In Virginia, 59% of poll respondents said that they oppose the Marketplace Fairness Act, compared to 33% of voters who said they favor it. Even self-identified liberals oppose the law by a 47 to 46 point margin. Republicans oppose the bill 67% to 28% and Independents oppose it 56% to 36%. Voters are even more opposed to the concept of empowering out of state retailers to collect taxes on Virginia online consumers, by a 68% to 26% margin.
The Marketplace Fairness Act has little chance of passing Congress this year but that hasn’t stopped some from pushing for the bill, in an effort to generate revenue for the state. The 2013 transportation package, which amounted to a $5.9 billion tax increase on Virginians included a provision that counted on passage of MFA at the federal level, as a way of generating money for state coffers. If and when MFA fails to pass by year’s end, the state gas tax will automatically increase from 3.5% to 5.1%, amounting to a $1.2 billion tax hike over 5 years.
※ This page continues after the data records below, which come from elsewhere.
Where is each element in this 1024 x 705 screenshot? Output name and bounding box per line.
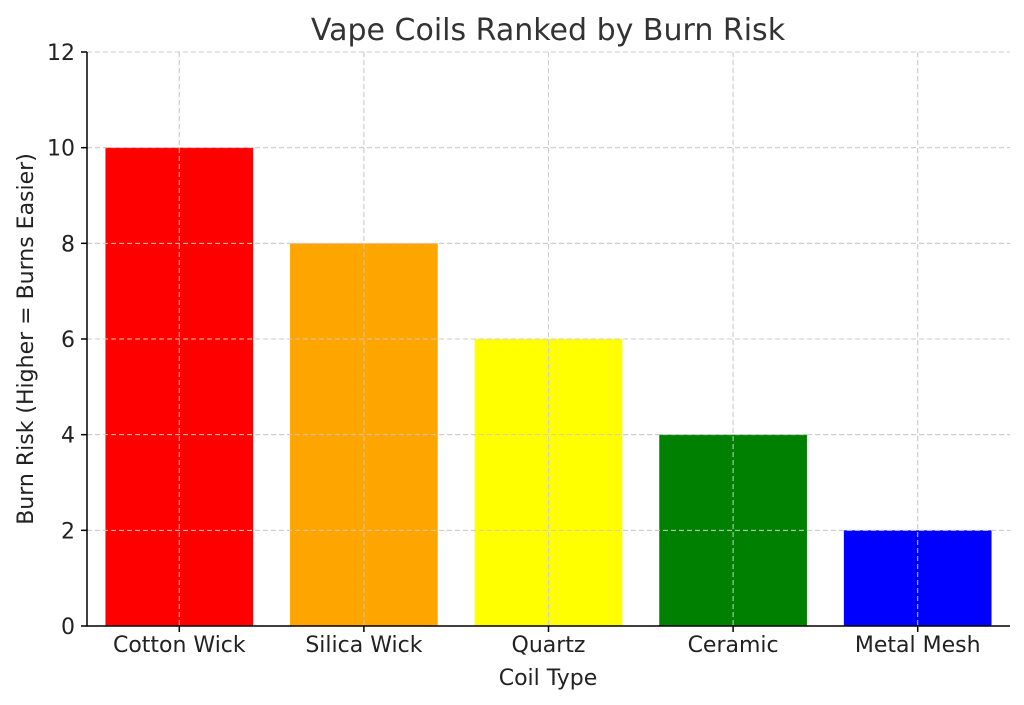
x-tick-label: Cotton Wick <box>113 633 246 658</box>
y-tick-label: 0 <box>61 615 75 640</box>
y-tick-label: 12 <box>47 41 75 66</box>
bar-quartz <box>474 339 623 626</box>
bar-cotton-wick <box>105 147 254 626</box>
y-tick-label: 10 <box>47 137 75 162</box>
x-tick-label: Metal Mesh <box>855 633 981 658</box>
bar-metal-mesh <box>843 530 992 626</box>
y-axis-label: Burn Risk (Higher = Burns Easier) <box>14 153 39 525</box>
x-tick-label: Quartz <box>512 633 586 658</box>
x-tick-label: Silica Wick <box>305 633 422 658</box>
chart-title: Vape Coils Ranked by Burn Risk <box>311 13 786 48</box>
x-tick-labels: Cotton Wick Silica Wick Quartz Ceramic Metal… <box>113 626 981 658</box>
y-tick-labels: 0 2 4 6 8 10 12 <box>47 41 87 640</box>
bars <box>87 51 1010 627</box>
y-tick-label: 6 <box>61 328 75 353</box>
x-tick-label: Ceramic <box>688 633 779 658</box>
x-axis-label: Coil Type <box>499 666 598 691</box>
y-tick-label: 4 <box>61 424 75 449</box>
y-tick-label: 2 <box>61 519 75 544</box>
y-tick-label: 8 <box>61 232 75 257</box>
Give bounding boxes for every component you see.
Conservative activists would be wise to focus on repealing this provision of House Bill 2313 (the transportation package) instead of urging members of Congress like Representative Bob Goodlatte to support MFA.
“This most recent poll confirms what many of us have been saying for more than a year; subjecting small businesses and online consumers to billions of dollars in higher taxes and compliance costs is a widely unpopular idea, especially in Virginia,” said ATR state affairs manager Paul Blair.
“Last year’s transportation package included a trigger to grab more money from consumers if the Marketplace Fairness Act failed and now state lawmakers have until the end of the year to figure out how to stop the gas tax from going up. Without legislative action in Richmond, motorists throughout the commonwealth will all see even higher gas prices at the beginning of next year.
If I was a Republican running for re-election in next year’s legislative races and had previously supported the transportation package and online tax schemes like MFA, I’d be worried about a primary challenge from the right.”